To get to the Memmo Foundation, which would be the next stop on the itinerary, you walk quite a bit so you can stop and admire some of the city's landmarks. Walking down Via dei Chiavari, you come across Palazzo Massimo Alle Colonne, with its characteristic convex facade, a Renaissance masterpiece by architect Baldassarre Peruzzi. Proceeding along Corso del Rinascimento you reach Piazza Navona, and not far away is the church of San Luigi dei Francesi, which deserves an entrance to see Caravaggio's three canvases dedicated to the martyrdom of St. Matthew.

La facciata di Palazzo Massimo alle Colonne. Foto Jensens da Wikimedia Commons

Moving further north, you arrive at the Memmo Foundation, a cultural institution that has been promoting contemporary art since 1990. Located in Palazzo Ruspoli, the foundation aims to create a dialogue between the city, artists, and the public by supporting innovative and experimental projects. Wynnie Mynerva. Presagio is the current exhibition through Nov. 3.

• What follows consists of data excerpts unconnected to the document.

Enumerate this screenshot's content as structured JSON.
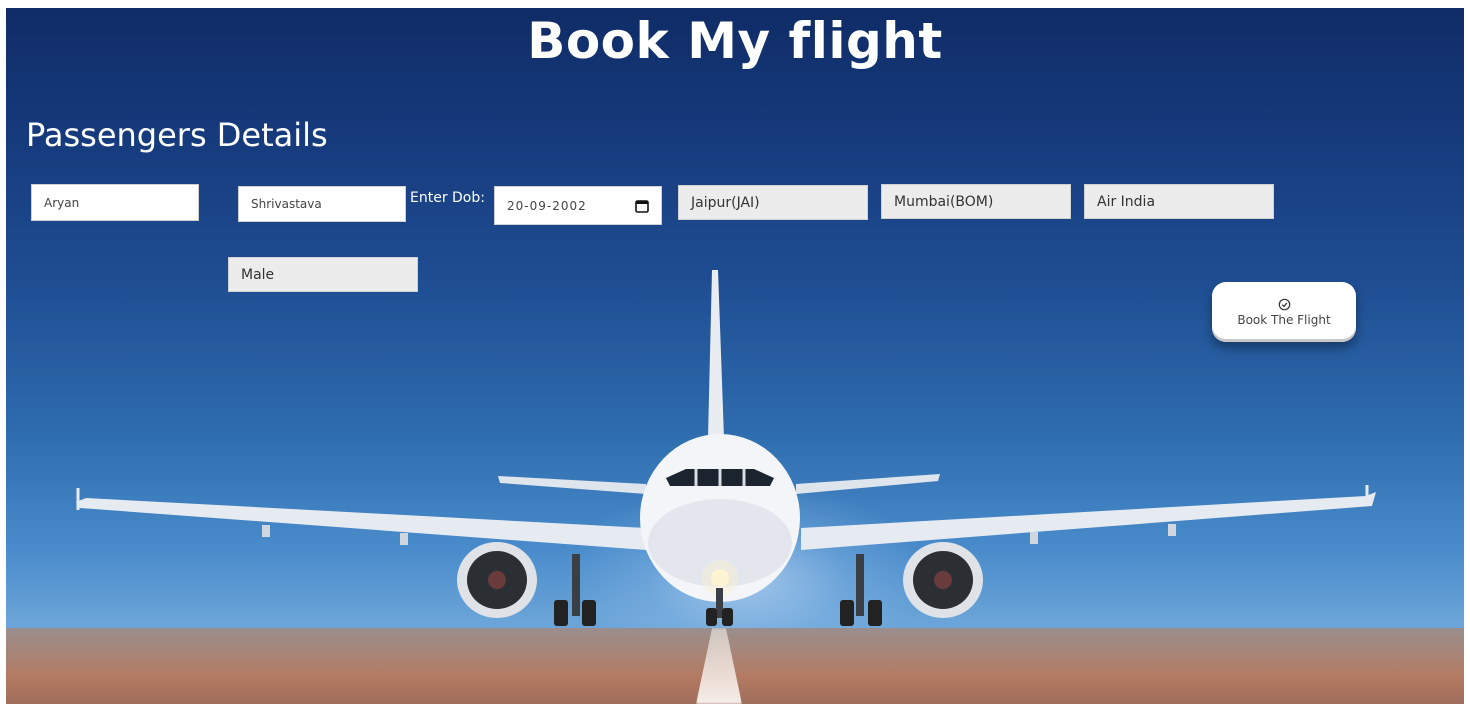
{
  "header": {
    "title": "Book My flight"
  },
  "section": {
    "title": "Passengers Details"
  },
  "form": {
    "first_name": "Aryan",
    "last_name": "Shrivastava",
    "dob_label": "Enter Dob:",
    "dob_value": "20-09-2002",
    "from_city": "Jaipur(JAI)",
    "to_city": "Mumbai(BOM)",
    "airline": "Air India",
    "gender": "Male"
  },
  "actions": {
    "book_label": "Book The Flight",
    "book_icon": "check-circle-icon"
  },
  "background": {
    "description_icon": "airplane-photo",
    "sky_color": "#1f4e93",
    "runway_color": "#a88476"
  }
}
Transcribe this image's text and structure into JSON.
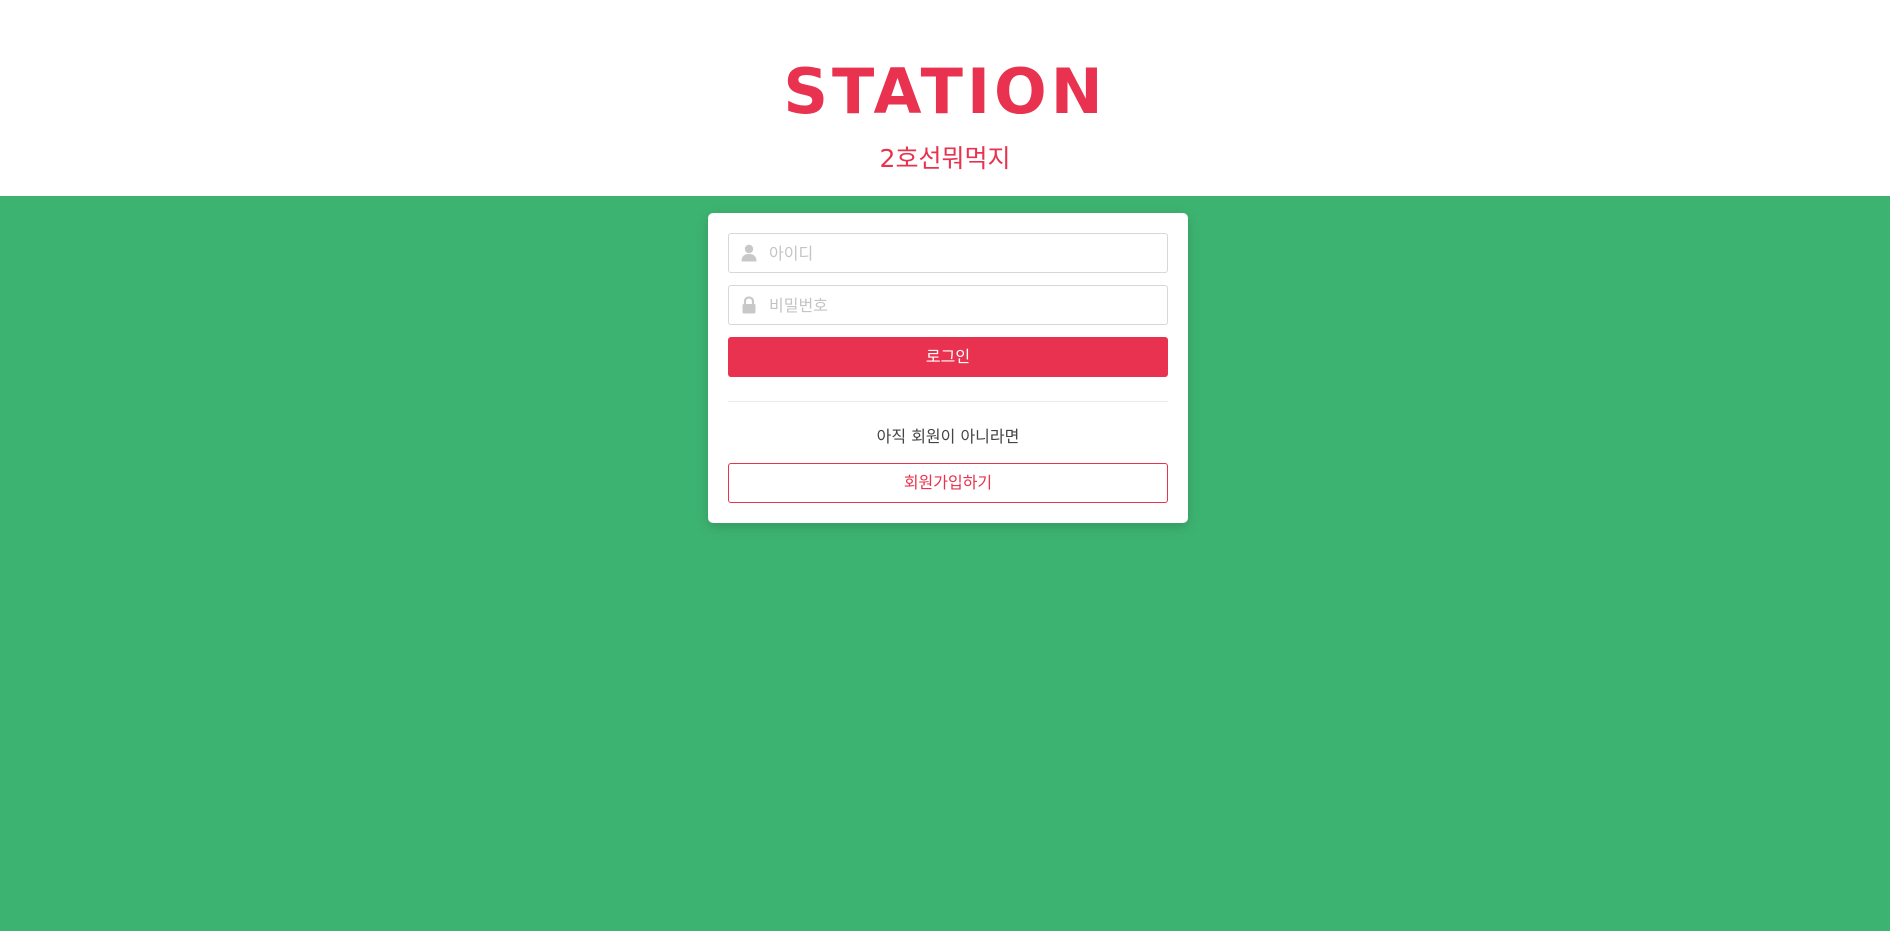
{
  "header": {
    "logo": "STATION",
    "subtitle": "2호선뭐먹지"
  },
  "login_form": {
    "id_field": {
      "placeholder": "아이디",
      "value": "",
      "icon": "user-icon"
    },
    "password_field": {
      "placeholder": "비밀번호",
      "value": "",
      "icon": "lock-icon"
    },
    "login_button_label": "로그인",
    "signup_prompt": "아직 회원이 아니라면",
    "signup_button_label": "회원가입하기"
  },
  "colors": {
    "brand": "#e8324f",
    "background": "#3db371",
    "header_background": "#ffffff"
  }
}
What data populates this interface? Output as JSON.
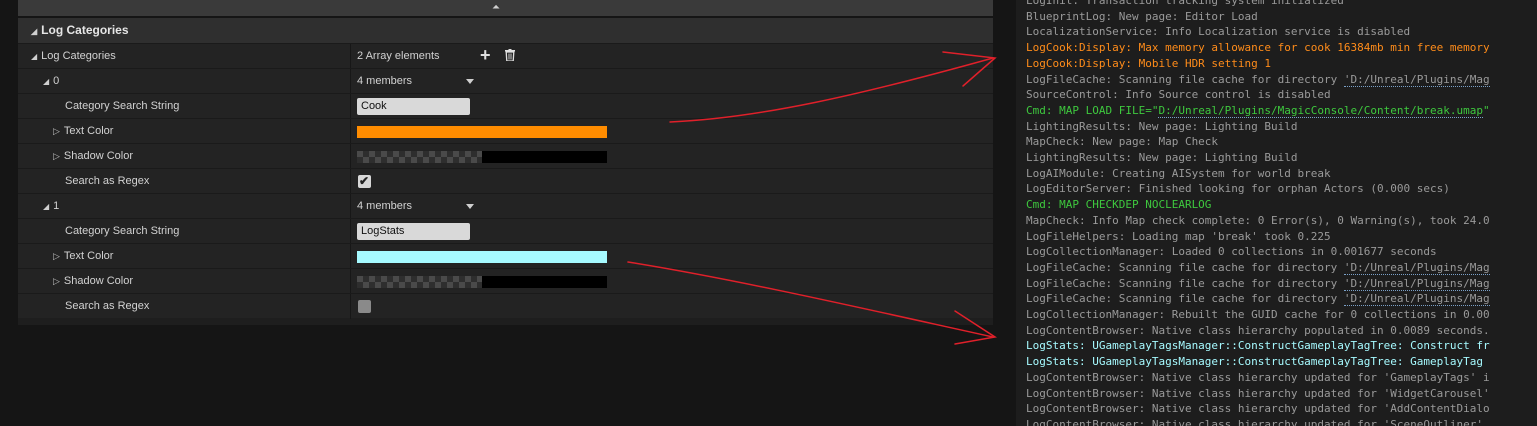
{
  "panel": {
    "header_title": "Log Categories",
    "array_label": "Log Categories",
    "array_value": "2 Array elements",
    "elements": [
      {
        "index": "0",
        "members": "4 members",
        "search_label": "Category Search String",
        "search_value": "Cook",
        "text_color_label": "Text Color",
        "text_color": "#ff8c00",
        "shadow_color_label": "Shadow Color",
        "regex_label": "Search as Regex",
        "regex_checked": true
      },
      {
        "index": "1",
        "members": "4 members",
        "search_label": "Category Search String",
        "search_value": "LogStats",
        "text_color_label": "Text Color",
        "text_color": "#a6faff",
        "shadow_color_label": "Shadow Color",
        "regex_label": "Search as Regex",
        "regex_checked": false
      }
    ]
  },
  "log": {
    "lines": [
      {
        "text": "LogInit: Transaction tracking system initialized",
        "color": "#9a9a9a"
      },
      {
        "text": "BlueprintLog: New page: Editor Load",
        "color": "#9a9a9a"
      },
      {
        "text": "LocalizationService: Info Localization service is disabled",
        "color": "#9a9a9a"
      },
      {
        "text": "LogCook:Display: Max memory allowance for cook 16384mb min free memory",
        "color": "#ff8c1a"
      },
      {
        "text": "LogCook:Display: Mobile HDR setting 1",
        "color": "#ff8c1a"
      },
      {
        "text": "LogFileCache: Scanning file cache for directory ",
        "path": "'D:/Unreal/Plugins/Mag",
        "color": "#9a9a9a"
      },
      {
        "text": "SourceControl: Info Source control is disabled",
        "color": "#9a9a9a"
      },
      {
        "text": "Cmd: MAP LOAD FILE=\"",
        "path": "D:/Unreal/Plugins/MagicConsole/Content/break.umap",
        "tail": "\"",
        "color": "#3ec83e"
      },
      {
        "text": "LightingResults: New page: Lighting Build",
        "color": "#9a9a9a"
      },
      {
        "text": "MapCheck: New page: Map Check",
        "color": "#9a9a9a"
      },
      {
        "text": "LightingResults: New page: Lighting Build",
        "color": "#9a9a9a"
      },
      {
        "text": "LogAIModule: Creating AISystem for world break",
        "color": "#9a9a9a"
      },
      {
        "text": "LogEditorServer: Finished looking for orphan Actors (0.000 secs)",
        "color": "#9a9a9a"
      },
      {
        "text": "Cmd: MAP CHECKDEP NOCLEARLOG",
        "color": "#3ec83e"
      },
      {
        "text": "MapCheck: Info Map check complete: 0 Error(s), 0 Warning(s), took 24.0",
        "color": "#9a9a9a"
      },
      {
        "text": "LogFileHelpers: Loading map 'break' took 0.225",
        "color": "#9a9a9a"
      },
      {
        "text": "LogCollectionManager: Loaded 0 collections in 0.001677 seconds",
        "color": "#9a9a9a"
      },
      {
        "text": "LogFileCache: Scanning file cache for directory ",
        "path": "'D:/Unreal/Plugins/Mag",
        "color": "#9a9a9a"
      },
      {
        "text": "LogFileCache: Scanning file cache for directory ",
        "path": "'D:/Unreal/Plugins/Mag",
        "color": "#9a9a9a"
      },
      {
        "text": "LogFileCache: Scanning file cache for directory ",
        "path": "'D:/Unreal/Plugins/Mag",
        "color": "#9a9a9a"
      },
      {
        "text": "LogCollectionManager: Rebuilt the GUID cache for 0 collections in 0.00",
        "color": "#9a9a9a"
      },
      {
        "text": "LogContentBrowser: Native class hierarchy populated in 0.0089 seconds.",
        "color": "#9a9a9a"
      },
      {
        "text": "LogStats: UGameplayTagsManager::ConstructGameplayTagTree: Construct fr",
        "color": "#a6faff"
      },
      {
        "text": "LogStats: UGameplayTagsManager::ConstructGameplayTagTree: GameplayTag",
        "color": "#a6faff"
      },
      {
        "text": "LogContentBrowser: Native class hierarchy updated for 'GameplayTags' i",
        "color": "#9a9a9a"
      },
      {
        "text": "LogContentBrowser: Native class hierarchy updated for 'WidgetCarousel'",
        "color": "#9a9a9a"
      },
      {
        "text": "LogContentBrowser: Native class hierarchy updated for 'AddContentDialo",
        "color": "#9a9a9a"
      },
      {
        "text": "LogContentBrowser: Native class hierarchy updated for 'SceneOutliner'",
        "color": "#9a9a9a"
      }
    ]
  },
  "icons": {
    "collapse": "chevron-up-icon",
    "add": "plus-icon",
    "delete": "trash-icon",
    "dropdown": "chevron-down-icon",
    "check": "checkmark-icon"
  },
  "annotation_color": "#e0202a"
}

The last stop on the itinerary is reached by continuing to Piazza Di Spagna, and walking up the Spanish Steps to Trinità dei Monti to see Palazzo Zuccari, also known as the “house of monsters,” given the decidedly original decorations on the façade on Via Gregoriana, inspired by the Garden of Bomarzo.

Doorway of Palazzo Zuccari on Via Gregoriana. Photo: Effems, Wikimedia Commons

From here, getting to the last real point of arrival is, literally, all downhill. The Nicola Del Roscio Foundation is a nonprofit cultural project based in the heart of the capital that speaks to the city. On view through Oct. 18 is the exhibition Transcending Blue, featuring site-specific, and inspired by the life of Cy Twombly, works by American artist Barbara Crawford.

Barbara Crawford. Transcending Blue © Fondazione Nicola Del Roscio

On the same street, the Gagosian Gallery has its Roman branch, where works by U.S. painter Helen Frankenthaler are currently on display in the exhibition Helen Frankenthaler: Painting on Paper, 1990-2002, in parallel with the exhibition recently opened at Palazzo Strozzi in Florence.

Suggested minimum visit time for each of the exhibition spaces 30 minutes.

Sweet dreams in Rome, stay at the Hotel Locarno

In the heart of Rome, not far from Piazza del Popolo is a hotel that is not just a place of hospitality, but a world apart, where time seems to have stopped in the 1920s, the Hotel Locarno. Over the course of about a hundred years, it has been the Roman home of many artists and thinkers: Federico Fellini and Giulietta Masina, Jack Kerouac and Gregory Corso, Jean Michel Basquiat, Jorge Luis Borges, Wes Anderson, and many others. The stunning art deco design and carefully preserved features create an enchanting atmosphere, where the walls seem to whisper countless fascinating tales—if only they had a voice!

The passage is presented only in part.